Describing similar challenges, Clark said the one aspect of insurance neither fund nor insurer had lost sight of was how valuable its presence within superannuation had become. 

“If you think about the last 12 months, it’s been around getting over the top of the legislative agenda,” he said. “And look, that work hasn’t finished yet. 

“But alongside of that, there’s been a lot of work around pricing and the claims experience, understanding the drivers for it, creating a dialogue with our superannuation fund partners and in the broader industry about what this means for the long-term sustainability of the offer,” Clark continued. 

“It is so vital and valuable that insurance is retained within superannuation and so that’s a conversation that needs to keep taking place.” 

Yet according to Mu, the driver uniting all insurers is leveraging technology to improve the member experience, fund efficiency and the overall sustainability of insurance offerings as a whole. 

“So our primary focus has been on assisting our partners with MySuper compliance and meeting the new Prudential and Reporting standards and that will continue,” he said.

“But while the funds have been busy doing this, we have been building the foundations for future improvements in areas like claims management, such as using technology to enhance our eClaims platform. 
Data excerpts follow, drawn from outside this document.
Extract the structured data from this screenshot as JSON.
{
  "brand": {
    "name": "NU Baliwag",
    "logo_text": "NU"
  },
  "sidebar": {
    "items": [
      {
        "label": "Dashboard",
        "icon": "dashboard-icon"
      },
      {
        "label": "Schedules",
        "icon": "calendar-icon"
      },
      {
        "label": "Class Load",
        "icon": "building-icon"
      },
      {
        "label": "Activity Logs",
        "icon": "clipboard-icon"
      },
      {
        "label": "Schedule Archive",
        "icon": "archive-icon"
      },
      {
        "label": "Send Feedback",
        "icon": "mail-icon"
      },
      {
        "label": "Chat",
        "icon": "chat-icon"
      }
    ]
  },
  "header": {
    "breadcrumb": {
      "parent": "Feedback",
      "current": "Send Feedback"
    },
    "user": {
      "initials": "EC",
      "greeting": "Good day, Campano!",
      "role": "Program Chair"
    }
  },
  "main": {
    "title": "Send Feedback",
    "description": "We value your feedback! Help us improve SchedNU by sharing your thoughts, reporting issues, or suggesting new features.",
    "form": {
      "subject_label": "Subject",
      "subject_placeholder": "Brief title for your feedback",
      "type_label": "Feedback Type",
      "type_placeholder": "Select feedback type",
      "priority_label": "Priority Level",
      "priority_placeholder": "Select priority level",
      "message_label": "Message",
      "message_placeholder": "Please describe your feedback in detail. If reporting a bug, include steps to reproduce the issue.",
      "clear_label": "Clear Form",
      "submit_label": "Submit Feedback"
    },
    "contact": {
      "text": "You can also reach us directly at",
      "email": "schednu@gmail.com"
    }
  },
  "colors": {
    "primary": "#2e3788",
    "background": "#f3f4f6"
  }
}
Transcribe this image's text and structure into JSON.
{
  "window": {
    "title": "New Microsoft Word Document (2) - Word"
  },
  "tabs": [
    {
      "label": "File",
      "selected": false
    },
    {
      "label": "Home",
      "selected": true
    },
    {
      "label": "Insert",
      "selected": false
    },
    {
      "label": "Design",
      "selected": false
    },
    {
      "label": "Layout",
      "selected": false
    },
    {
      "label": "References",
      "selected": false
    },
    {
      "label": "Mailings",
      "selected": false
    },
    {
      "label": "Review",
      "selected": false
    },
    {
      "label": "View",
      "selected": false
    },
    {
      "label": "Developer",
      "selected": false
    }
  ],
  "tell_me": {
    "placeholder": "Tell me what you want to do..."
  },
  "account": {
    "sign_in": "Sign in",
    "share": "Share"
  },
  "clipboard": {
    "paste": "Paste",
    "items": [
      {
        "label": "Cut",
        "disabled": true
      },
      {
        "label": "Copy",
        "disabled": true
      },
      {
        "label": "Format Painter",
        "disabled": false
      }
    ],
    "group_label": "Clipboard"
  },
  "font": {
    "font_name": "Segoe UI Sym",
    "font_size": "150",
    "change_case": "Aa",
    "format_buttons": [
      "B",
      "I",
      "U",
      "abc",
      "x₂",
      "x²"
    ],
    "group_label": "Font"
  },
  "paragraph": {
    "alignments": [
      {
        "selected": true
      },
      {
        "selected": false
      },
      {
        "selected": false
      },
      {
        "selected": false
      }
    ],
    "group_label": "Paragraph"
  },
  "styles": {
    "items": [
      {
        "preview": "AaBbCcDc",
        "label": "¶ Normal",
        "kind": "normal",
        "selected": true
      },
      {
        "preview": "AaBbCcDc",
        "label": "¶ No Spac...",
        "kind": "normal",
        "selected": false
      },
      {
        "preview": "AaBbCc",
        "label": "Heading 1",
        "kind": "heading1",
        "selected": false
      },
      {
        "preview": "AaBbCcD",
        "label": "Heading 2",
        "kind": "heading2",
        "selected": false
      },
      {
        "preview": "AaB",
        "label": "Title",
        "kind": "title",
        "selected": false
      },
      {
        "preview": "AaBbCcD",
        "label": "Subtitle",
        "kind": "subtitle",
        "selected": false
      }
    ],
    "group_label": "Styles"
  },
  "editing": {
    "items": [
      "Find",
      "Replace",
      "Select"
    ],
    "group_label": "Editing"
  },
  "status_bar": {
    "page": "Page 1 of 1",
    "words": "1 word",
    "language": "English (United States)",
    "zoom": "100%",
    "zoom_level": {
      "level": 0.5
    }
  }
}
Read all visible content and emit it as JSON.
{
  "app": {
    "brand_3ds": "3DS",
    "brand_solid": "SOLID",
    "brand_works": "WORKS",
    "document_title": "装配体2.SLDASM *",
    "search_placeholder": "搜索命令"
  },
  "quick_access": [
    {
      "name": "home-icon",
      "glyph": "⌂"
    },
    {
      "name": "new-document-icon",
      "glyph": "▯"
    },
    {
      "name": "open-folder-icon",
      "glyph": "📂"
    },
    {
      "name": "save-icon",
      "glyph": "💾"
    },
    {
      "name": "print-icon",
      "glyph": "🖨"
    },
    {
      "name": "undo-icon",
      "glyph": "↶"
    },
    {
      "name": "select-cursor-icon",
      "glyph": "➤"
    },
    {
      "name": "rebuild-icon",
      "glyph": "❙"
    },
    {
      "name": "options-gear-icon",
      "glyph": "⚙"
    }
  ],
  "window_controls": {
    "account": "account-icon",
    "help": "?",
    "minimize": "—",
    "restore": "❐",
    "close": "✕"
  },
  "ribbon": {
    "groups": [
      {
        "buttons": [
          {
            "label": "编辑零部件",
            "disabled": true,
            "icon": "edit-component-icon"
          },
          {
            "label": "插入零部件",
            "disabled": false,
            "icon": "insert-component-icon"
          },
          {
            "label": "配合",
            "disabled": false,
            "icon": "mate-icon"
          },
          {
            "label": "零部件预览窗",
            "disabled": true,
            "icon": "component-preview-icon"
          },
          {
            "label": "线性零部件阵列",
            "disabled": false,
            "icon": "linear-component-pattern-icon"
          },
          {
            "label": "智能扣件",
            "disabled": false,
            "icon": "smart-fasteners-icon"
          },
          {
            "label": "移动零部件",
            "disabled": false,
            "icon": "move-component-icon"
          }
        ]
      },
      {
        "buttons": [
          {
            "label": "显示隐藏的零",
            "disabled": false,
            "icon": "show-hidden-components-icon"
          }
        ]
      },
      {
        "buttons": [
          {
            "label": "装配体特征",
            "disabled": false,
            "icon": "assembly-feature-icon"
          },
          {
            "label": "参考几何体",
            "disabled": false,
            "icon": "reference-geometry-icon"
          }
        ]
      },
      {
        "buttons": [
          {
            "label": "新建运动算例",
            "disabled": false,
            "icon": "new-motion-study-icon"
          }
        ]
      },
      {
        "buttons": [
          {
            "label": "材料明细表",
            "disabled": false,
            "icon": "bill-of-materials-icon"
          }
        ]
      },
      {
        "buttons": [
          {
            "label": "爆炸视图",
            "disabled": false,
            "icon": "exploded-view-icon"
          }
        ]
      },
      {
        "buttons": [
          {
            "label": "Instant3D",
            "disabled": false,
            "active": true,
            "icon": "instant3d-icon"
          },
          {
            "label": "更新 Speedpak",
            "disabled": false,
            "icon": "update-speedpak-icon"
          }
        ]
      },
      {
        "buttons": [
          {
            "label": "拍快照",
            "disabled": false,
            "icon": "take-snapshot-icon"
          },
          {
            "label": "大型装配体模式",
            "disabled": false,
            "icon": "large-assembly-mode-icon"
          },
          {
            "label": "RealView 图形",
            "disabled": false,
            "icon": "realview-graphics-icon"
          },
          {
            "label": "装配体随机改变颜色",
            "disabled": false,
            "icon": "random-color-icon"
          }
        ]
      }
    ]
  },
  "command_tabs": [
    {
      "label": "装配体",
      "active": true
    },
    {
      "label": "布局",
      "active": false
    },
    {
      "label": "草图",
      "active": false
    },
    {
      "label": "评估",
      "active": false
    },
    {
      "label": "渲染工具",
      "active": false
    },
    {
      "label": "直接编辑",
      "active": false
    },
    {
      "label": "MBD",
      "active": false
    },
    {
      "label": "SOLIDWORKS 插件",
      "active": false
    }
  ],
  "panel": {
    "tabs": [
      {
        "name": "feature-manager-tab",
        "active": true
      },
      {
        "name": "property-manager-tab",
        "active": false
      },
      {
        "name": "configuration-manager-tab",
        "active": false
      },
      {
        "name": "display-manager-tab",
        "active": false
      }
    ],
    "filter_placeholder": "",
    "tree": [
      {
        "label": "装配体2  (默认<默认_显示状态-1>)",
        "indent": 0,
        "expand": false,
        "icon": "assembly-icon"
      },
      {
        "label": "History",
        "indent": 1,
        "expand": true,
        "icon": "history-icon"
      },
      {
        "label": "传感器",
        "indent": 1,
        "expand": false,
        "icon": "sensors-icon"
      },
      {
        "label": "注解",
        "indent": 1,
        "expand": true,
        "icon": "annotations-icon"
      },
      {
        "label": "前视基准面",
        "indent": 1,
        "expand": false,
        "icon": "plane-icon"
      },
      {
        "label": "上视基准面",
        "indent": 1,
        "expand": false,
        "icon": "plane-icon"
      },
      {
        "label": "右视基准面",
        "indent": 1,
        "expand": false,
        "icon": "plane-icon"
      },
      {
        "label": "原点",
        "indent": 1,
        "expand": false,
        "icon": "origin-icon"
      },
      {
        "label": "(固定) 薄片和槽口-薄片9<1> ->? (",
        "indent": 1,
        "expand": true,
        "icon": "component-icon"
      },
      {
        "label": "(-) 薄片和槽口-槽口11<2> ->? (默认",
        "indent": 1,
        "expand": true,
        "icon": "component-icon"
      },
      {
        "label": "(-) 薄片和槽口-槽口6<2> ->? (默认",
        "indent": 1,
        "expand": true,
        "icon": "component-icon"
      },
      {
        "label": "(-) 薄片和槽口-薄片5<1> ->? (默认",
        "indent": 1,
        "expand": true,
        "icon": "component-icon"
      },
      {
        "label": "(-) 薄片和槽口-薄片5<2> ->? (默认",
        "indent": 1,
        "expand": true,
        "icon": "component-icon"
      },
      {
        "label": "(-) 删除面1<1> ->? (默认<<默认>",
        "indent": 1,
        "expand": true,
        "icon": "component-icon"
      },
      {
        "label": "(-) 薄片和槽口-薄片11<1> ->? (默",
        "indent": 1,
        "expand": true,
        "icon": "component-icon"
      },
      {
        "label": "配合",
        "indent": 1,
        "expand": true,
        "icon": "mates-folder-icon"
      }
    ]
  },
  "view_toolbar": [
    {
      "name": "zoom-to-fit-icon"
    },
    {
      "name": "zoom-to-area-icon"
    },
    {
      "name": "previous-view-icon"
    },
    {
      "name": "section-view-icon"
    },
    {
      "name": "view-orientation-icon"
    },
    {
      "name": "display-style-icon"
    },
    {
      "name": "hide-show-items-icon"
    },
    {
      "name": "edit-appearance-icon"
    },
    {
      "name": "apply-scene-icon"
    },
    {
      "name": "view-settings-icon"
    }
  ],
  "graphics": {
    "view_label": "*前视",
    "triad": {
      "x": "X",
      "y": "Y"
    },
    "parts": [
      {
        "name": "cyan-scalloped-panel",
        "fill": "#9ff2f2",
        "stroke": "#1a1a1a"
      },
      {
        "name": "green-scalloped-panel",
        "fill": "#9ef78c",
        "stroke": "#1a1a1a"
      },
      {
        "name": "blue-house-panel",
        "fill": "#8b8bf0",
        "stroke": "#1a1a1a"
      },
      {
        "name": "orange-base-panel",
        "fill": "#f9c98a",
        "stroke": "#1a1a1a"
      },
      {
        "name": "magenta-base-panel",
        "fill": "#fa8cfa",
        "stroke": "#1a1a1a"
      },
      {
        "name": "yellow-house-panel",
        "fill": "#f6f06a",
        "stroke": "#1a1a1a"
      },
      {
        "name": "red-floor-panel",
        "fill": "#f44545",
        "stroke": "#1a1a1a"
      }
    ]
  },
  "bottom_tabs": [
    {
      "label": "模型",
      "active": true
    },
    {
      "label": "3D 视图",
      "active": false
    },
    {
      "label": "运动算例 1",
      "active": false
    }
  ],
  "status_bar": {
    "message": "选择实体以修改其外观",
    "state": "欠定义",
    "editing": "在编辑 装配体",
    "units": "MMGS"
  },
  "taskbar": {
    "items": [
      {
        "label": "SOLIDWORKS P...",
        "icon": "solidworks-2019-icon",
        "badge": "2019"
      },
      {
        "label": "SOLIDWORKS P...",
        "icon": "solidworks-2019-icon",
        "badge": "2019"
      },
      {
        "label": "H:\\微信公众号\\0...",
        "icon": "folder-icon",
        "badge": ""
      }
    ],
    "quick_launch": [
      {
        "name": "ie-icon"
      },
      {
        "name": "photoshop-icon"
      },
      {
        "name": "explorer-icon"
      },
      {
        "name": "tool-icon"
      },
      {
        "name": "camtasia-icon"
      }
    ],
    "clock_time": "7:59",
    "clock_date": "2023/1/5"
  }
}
“Indeed, over 17,000 people have used our LifeAPP system to top up their cover, and we’re getting 50 per cent of our applications for additional cover as a whole from that system (straight-through acceptances),” Mu added.

“And so we want to continue our strong investment in technology that makes customers’ lives easier and ensures we remain relevant to them on a daily basis.” 

Offering a slightly different take, Goodall said that while technology suites were now all too common, it was member take-up of that technology and therefore super fund adoption that was truly starting to change. 

“We’ve got a full technology suite called eToolkit, and eToolkit has your application engine, it has all your document submission, it has online claims,” he said.

“Fund trustees can go in and administration managers can see all the stuff in real time online. 

“Now that’s not anything particularly brilliant but the funny part about it is that a lot of funds don’t have it and so we’re finding that more and more the new funds coming into us are very much enamoured with the take-up of that technology and the availability of that technology now,” Goodall explained.

“And we’ve reached that point because member expectations have changed. 

“They expect this sort of stuff to be online and available and so trustees have had to come up to speed with that quite quickly.” 

And where in the past Goodall believes super funds have been hesitant to lead in new technology investments, member expectations combined with a need to differentiate have altered the picture dramatically. 

“If you think about society now, we’ve all got iPhones or iPads or Androids or whatever it might be,” he said.

“We’re just used to apps that can tell us whether the bus is going to arrive on time, whether the train’s running, whether a dinner reservation is available. 

“It’s not that people go and check their insurance or their fund status and play with it everyday, but when they do need it they expect it to be available readily online or on an iPad or whatever it might be,” Goodall continued.

“So there is definitely an increasing interest in technology driven by member demand. 

“And what we’re showing funds is that you can drive efficiency through technology in the complete process line from application through to claims and retirement planning at the other end.”